In contrast to prior reports in which conditional deletion of IKKβ in the myeloid lineage promoted survival and conferred resistance to an in vivo group B streptococcus infection, we show that mice with a comparable conditional deletion (IKKβ cKO) succumb more rapidly to lethal Ft. LVS infection and are unable to control bacterial growth at sublethal doses. Flow cytometry analysis of hepatic non-parenchymal cells from infected mice reveals that IKKβ inhibits M1 classical macrophage activation two days post infection, which has the collateral effect of suppressing IFN-γ(+) CD8(+) T cells. Despite this early enhanced inflammation, IKKβ cKO mice are unable to control infection; and this coincides with a shift toward M2a polarized macrophages. In comparison, we find that myeloid IKKα is dispensable for survival and bacterial control. However, both IKKα and IKKβ have effects on hepatic granuloma development. IKKα cKO mice develop fewer, but well-contained granulomas that accumulate excess necrotic cells after 9 days of infection; while IKKβ cKO mice develop numerous micro-granulomas that are less well contained.
Taken together our findings reveal that unlike IKKα, IKKβ has multiple, contrasting roles in this bacterial infection model by acting in an anti-inflammatory capacity at early times towards sublethal Ft. LVS infection; but in spite of this, macrophage IKKβ is also a critical effector for host survival and efficient pathogen clearance.

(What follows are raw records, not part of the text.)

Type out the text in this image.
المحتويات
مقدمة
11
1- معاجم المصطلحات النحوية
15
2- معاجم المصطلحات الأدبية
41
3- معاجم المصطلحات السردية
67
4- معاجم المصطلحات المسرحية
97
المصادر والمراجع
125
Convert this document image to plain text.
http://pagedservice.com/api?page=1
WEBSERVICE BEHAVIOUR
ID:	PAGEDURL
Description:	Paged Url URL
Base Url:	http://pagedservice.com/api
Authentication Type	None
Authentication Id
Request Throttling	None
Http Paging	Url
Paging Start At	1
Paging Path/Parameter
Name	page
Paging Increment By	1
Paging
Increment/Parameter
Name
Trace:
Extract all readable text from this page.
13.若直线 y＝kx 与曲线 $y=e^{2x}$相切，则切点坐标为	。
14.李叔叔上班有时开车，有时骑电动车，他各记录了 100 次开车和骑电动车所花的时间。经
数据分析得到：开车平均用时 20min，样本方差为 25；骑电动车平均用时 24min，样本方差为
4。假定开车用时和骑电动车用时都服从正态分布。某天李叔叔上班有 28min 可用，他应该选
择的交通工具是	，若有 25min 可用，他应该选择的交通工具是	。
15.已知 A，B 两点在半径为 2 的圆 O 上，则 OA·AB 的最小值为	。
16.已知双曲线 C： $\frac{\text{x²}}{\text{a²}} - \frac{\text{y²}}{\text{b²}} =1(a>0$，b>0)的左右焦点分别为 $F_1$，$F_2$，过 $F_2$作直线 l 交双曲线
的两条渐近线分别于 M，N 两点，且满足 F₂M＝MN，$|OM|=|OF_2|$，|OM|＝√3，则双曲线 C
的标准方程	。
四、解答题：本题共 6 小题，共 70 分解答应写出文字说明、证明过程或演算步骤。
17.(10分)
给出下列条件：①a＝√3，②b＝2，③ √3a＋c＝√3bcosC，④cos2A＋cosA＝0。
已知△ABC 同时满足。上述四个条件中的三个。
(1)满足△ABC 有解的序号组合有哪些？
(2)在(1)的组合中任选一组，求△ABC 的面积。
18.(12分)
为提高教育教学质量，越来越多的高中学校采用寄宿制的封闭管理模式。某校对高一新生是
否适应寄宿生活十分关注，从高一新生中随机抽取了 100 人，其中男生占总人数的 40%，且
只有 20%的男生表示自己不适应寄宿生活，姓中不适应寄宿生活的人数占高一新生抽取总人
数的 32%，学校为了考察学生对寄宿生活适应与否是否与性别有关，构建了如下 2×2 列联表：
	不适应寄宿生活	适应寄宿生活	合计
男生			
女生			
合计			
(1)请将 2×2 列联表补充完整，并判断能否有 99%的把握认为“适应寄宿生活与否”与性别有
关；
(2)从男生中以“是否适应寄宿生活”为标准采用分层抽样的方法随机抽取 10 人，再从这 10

NF-κB 激活激酶 IKKα 和 IKKβ 是各种病原体感染后炎症和免疫反应的关键调节因子。已有报道称 IKKα 和 IKKβ 均可调节促炎或抗炎程序,这可能特定于感染病原体或靶组织。在此,我们分析了 IKKs 在体内髓样细胞中对弗朗西斯氏菌活疫苗株(Ft. LVS)感染的反应中的需求。
与先前的报道相反,髓系中 IKKβ 的条件性缺失促进了生存并赋予了对体内 B 组链球菌感染的抗性,我们发现具有类似条件性缺失(IKKβ cKO)的小鼠对致死性 Ft. LVS 感染的反应更快,并且无法在亚致死剂量下控制细菌生长。对感染小鼠肝非实质细胞的流式细胞术分析表明,IKKβ 在感染后两天抑制 M1 经典巨噬细胞激活,这具有抑制 IFN-γ(+)CD8(+)T 细胞的附带作用。尽管有这种早期增强的炎症,IKKβ cKO 小鼠仍无法控制感染;这与 M2a 极化巨噬细胞的转变一致。相比之下,我们发现髓系 IKKα 对于生存和细菌控制是可有可无的。然而,IKKα 和 IKKβ 对肝肉芽肿的发展都有影响。IKKα cKO 小鼠形成的肉芽肿较少,但在感染 9 天后积累了过多的坏死细胞;而 IKKβ cKO 小鼠形成的肉芽肿较多,但包绕较差。
总的来说,我们的研究结果表明,与 IKKα 不同,IKKβ 在这个细菌感染模型中具有多种相反的作用,即在亚致死性 Ft. LVS 感染的早期通过抗炎作用发挥作用;但尽管如此,巨噬细胞 IKKβ 也是宿主生存和有效清除病原体的关键效应因子。